Responding to comments made to the Irish Examiner, in which Mr Harris stated that “there’s no cut to the national herd”, the association’s president, Denis Drennan, said that it is becoming increasingly difficult to work out the Government’s position on this vital question.

“The national herd is being reduced, and it’s being reduced as a result of Government policy,” he said.

The Taoiseach might be correct in that there was no formal announcement, but quite deliberate changes to regulations and the official tolerance of low prices and low margins is having the same reducing effect

“So actually, they don’t have to formally announce reducing the national herd as a standalone policy,” Mr Drennan said, pointing to changes to the nitrates derogation.

Central Statistics Office figures show that, while the number of dairy cows rose by 500 last year, the total number of cattle dropped by 25,900 to just over 6.5m at the end of last year.

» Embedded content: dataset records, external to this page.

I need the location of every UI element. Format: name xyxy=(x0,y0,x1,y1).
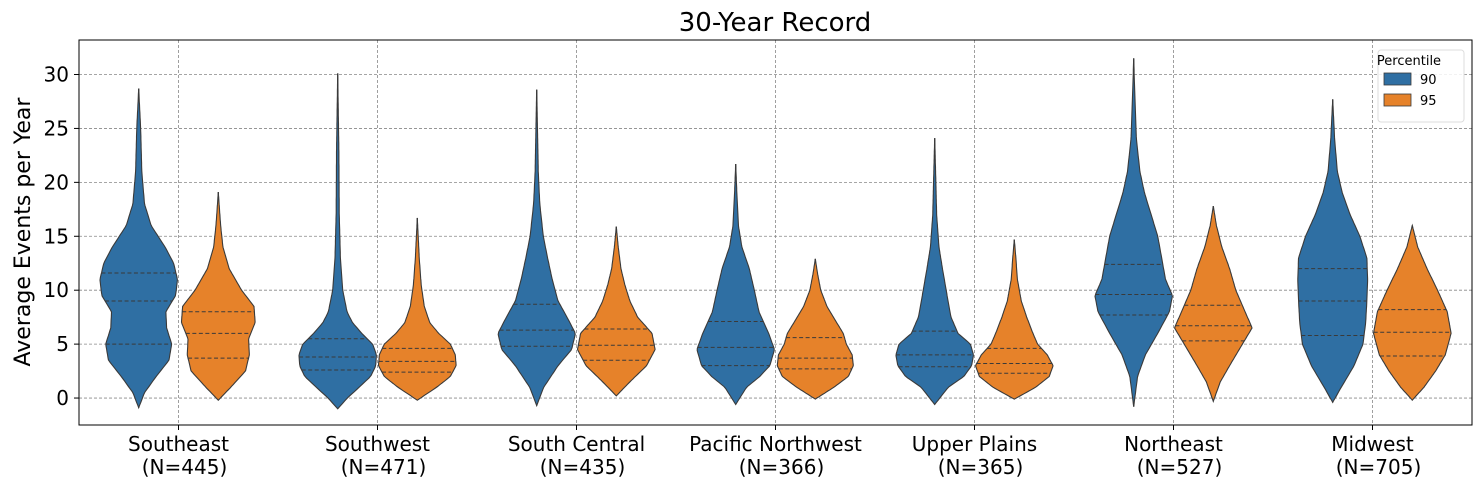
violin-90-6 xyxy=(1297,99,1369,404)
violin-body xyxy=(180,192,256,401)
violin-body xyxy=(975,239,1054,400)
y-tick-label: 30 xyxy=(44,63,69,87)
violin-body xyxy=(776,258,854,400)
legend: Percentile 90 95 xyxy=(1377,49,1465,123)
violin-90-3 xyxy=(696,163,775,406)
legend-label: 90 xyxy=(1420,73,1437,88)
y-tick-label: 10 xyxy=(44,278,69,302)
y-axis-label: Average Events per Year xyxy=(11,97,36,367)
violin-90-1 xyxy=(298,73,377,410)
violin-body xyxy=(1174,205,1253,403)
x-tick-label: South Central (N=435) xyxy=(508,432,645,479)
violin-body xyxy=(1372,223,1452,402)
violin-body xyxy=(377,217,457,401)
axis-layer: 0 5 10 15 20 25 30 Southeast (N=445) Southwest (N=… xyxy=(44,63,1422,479)
x-tick-label: Upper Plains (N=365) xyxy=(912,432,1037,479)
chart-title: 30-Year Record xyxy=(679,8,872,38)
y-tick-label: 15 xyxy=(44,224,69,248)
y-tick-label: 25 xyxy=(44,116,69,140)
violin-95-3 xyxy=(776,258,854,400)
y-tick-label: 0 xyxy=(56,386,69,410)
violin-95-6 xyxy=(1372,223,1452,402)
legend-label: 95 xyxy=(1420,94,1437,109)
violin-90-5 xyxy=(1094,58,1173,407)
x-tick-label: Southwest (N=471) xyxy=(325,432,430,479)
violin-95-0 xyxy=(180,192,256,401)
legend-title: Percentile xyxy=(1377,54,1441,69)
violin-body xyxy=(1297,99,1369,404)
violin-body xyxy=(497,89,576,408)
violin-body xyxy=(696,163,775,406)
violin-95-5 xyxy=(1174,205,1253,403)
legend-swatch xyxy=(1383,72,1412,86)
x-tick-label: Northeast (N=527) xyxy=(1124,432,1223,479)
violin-layer xyxy=(99,58,1452,410)
y-tick-label: 20 xyxy=(44,170,69,194)
x-tick-label: Midwest (N=705) xyxy=(1331,432,1421,479)
violin-90-4 xyxy=(895,138,974,406)
violin-body xyxy=(1094,58,1173,407)
violin-body xyxy=(576,226,656,397)
violin-body xyxy=(298,73,377,410)
violin-body xyxy=(895,138,974,406)
violin-90-0 xyxy=(99,88,178,410)
legend-swatch xyxy=(1383,93,1412,107)
violin-95-4 xyxy=(975,239,1054,400)
grid-layer xyxy=(79,40,1472,425)
x-tick-label: Southeast (N=445) xyxy=(128,432,229,479)
x-tick-label: Pacific Northwest (N=366) xyxy=(689,432,862,479)
violin-95-2 xyxy=(576,226,656,397)
violin-90-2 xyxy=(497,89,576,408)
violin-body xyxy=(99,88,178,410)
violin-95-1 xyxy=(377,217,457,401)
y-tick-label: 5 xyxy=(56,332,69,356)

Mr Drennan said that the thousands of affected farmers had the right to have the Government announce a single transparent policy, and not have already stressed financial and farming positions added to by governing parties contradicting each other in public statements.

At a Fine Gael farming event in Kildare this week, Mr Harris said: “Farming isn’t — and sometimes it’s seen by some people as kind of — a kind of discretionary extra. It’s a core part of the Irish economy.”

Speaking just hours after he attended a decarbonization funding announcement at St James’s Gate, Mr Harris added: “There was no one in Diageo this morning saying: ‘Should we cut back on the beer?’

“They’re saying: 'How do we do it in an environmentally sustainable way?' That’s the same approach that we need to take to farming.

I would note, when you’re actually looking at emissions and emission reductions, agriculture is a sector making relative progress compared to other sectors of the economy

Mr Drennan said that, ahead of the local and EU elections, it is “imperative for all politicians ... to announce their positions on whether they believed that the national herd should: (A) be reduced at all; and (B) by what means.”

He said farmers want the debate to move past “vague expressions of support and posturing”, and the association is now asking every farmer voter to take the opportunity to ask each candidate their position on the question of this reduction of the national herd.

“[The association] does not accept this idea of ‘managed decline’ for one second. We believe that the sector, and the families on which it’s based, should be supported, and that the sustainability ambitions that we all share can be achieved in a way that builds this world-leading Irish sector,” he said.